Network Firewall provides full visibility into the threat signature rule content of its AWS managed rules. This enables you to choose between using the rule group as-is in your firewall policy or copying the rule group's rules into your own rule group and customizing them for your specific needs.
Important
Copied rules don't automatically inherit rule updates that AWS makes to managed rule group rules. We recommend that you subscribe to Amazon SNS topics for updates made to the originating rule group. For more information, see Getting notified of updates to a threat signature rule group. You're responsible for validating rule changes and making sure that your own rules are up-to-date.

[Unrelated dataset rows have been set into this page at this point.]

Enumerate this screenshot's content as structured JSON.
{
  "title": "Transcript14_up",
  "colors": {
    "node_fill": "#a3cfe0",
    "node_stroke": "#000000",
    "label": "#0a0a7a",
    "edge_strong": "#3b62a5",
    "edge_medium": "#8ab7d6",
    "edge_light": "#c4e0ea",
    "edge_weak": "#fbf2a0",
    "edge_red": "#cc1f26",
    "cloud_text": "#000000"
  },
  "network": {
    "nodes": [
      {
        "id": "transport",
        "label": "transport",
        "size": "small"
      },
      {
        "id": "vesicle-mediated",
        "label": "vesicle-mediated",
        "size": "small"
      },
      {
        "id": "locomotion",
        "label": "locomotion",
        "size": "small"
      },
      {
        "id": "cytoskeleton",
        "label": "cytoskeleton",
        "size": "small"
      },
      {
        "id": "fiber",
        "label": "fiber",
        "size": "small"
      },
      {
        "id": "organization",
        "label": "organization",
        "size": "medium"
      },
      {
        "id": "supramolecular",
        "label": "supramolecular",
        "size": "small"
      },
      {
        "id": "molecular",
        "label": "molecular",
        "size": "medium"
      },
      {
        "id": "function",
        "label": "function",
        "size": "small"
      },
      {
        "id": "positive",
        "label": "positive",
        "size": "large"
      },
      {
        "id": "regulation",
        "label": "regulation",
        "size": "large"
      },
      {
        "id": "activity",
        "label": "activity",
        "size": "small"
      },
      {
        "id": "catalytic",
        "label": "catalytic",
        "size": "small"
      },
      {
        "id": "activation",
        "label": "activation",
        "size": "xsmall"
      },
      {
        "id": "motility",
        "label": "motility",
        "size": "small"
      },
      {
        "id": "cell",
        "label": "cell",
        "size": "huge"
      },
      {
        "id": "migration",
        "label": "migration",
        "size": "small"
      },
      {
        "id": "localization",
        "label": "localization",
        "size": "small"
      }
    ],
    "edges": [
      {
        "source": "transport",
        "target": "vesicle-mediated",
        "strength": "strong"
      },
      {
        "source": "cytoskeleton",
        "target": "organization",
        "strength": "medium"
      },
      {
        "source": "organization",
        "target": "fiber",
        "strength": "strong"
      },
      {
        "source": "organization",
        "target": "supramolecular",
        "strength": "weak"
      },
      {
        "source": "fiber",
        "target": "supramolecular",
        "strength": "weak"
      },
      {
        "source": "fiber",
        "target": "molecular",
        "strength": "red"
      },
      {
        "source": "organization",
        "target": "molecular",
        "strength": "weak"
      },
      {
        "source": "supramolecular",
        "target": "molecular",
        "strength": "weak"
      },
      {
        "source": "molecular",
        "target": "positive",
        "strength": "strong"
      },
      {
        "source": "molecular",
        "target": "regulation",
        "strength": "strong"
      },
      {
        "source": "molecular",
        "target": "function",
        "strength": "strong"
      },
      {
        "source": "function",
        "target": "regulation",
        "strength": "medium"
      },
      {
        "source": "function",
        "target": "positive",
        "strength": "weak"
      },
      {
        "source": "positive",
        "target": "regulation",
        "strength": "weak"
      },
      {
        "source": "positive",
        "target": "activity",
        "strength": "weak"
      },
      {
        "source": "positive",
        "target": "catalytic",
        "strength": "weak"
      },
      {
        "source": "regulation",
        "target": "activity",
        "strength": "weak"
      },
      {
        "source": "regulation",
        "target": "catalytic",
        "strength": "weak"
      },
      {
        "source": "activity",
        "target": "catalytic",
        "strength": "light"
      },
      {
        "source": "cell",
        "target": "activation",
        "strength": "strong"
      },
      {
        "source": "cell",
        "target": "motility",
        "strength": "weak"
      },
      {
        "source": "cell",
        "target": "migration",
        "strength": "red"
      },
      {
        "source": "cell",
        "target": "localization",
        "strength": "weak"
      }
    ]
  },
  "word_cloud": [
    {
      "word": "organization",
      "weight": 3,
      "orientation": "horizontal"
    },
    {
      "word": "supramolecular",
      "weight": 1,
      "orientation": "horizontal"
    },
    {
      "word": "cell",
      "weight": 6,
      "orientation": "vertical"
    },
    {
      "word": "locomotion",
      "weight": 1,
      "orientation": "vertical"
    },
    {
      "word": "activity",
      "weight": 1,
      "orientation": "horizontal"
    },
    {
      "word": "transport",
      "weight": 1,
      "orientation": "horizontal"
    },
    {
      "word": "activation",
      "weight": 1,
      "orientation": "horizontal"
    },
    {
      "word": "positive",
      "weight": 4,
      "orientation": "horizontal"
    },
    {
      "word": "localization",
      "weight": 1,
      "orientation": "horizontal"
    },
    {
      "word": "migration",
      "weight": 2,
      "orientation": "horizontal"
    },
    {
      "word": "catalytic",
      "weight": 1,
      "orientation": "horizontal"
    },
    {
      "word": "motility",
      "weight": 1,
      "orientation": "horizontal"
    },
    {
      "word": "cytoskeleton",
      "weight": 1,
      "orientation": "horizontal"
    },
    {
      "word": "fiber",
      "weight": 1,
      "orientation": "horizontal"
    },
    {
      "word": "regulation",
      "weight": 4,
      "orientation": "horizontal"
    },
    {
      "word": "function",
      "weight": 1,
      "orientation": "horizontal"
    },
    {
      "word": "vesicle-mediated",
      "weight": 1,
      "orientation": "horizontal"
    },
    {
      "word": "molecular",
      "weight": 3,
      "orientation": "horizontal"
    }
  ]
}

To copy a managed threat signature rule group's rules, create a local copy of the rule group rules, make your modifications, then create your own rule group. The following procedure explains how to copy a threat signature rule group's rules, and then create your own rule group.
To copy a managed threat signature rule group's rules using the console
Sign in to the AWS Management Console and open the Amazon VPC console at https://console.aws.amazon.com/vpc/
. -
In the navigation pane, under Network Firewall, choose Network Firewall rule groups.
-
In the AWS managed rule groups tab, under Threat signature rule groups, select a rule group to view its details.
-
Choose Duplicate rule group to copy the rules into your own rule group. You can modify the rule group details, and then choose Create rule group.
Alternatively, you can choose Copy to copy the rules to your clipboard. You can then modify them in a text editor, or create a new rule group and paste the rules into your own stateful rule group. For information about how to create your own stateful rule group, see Creating a stateful rule group.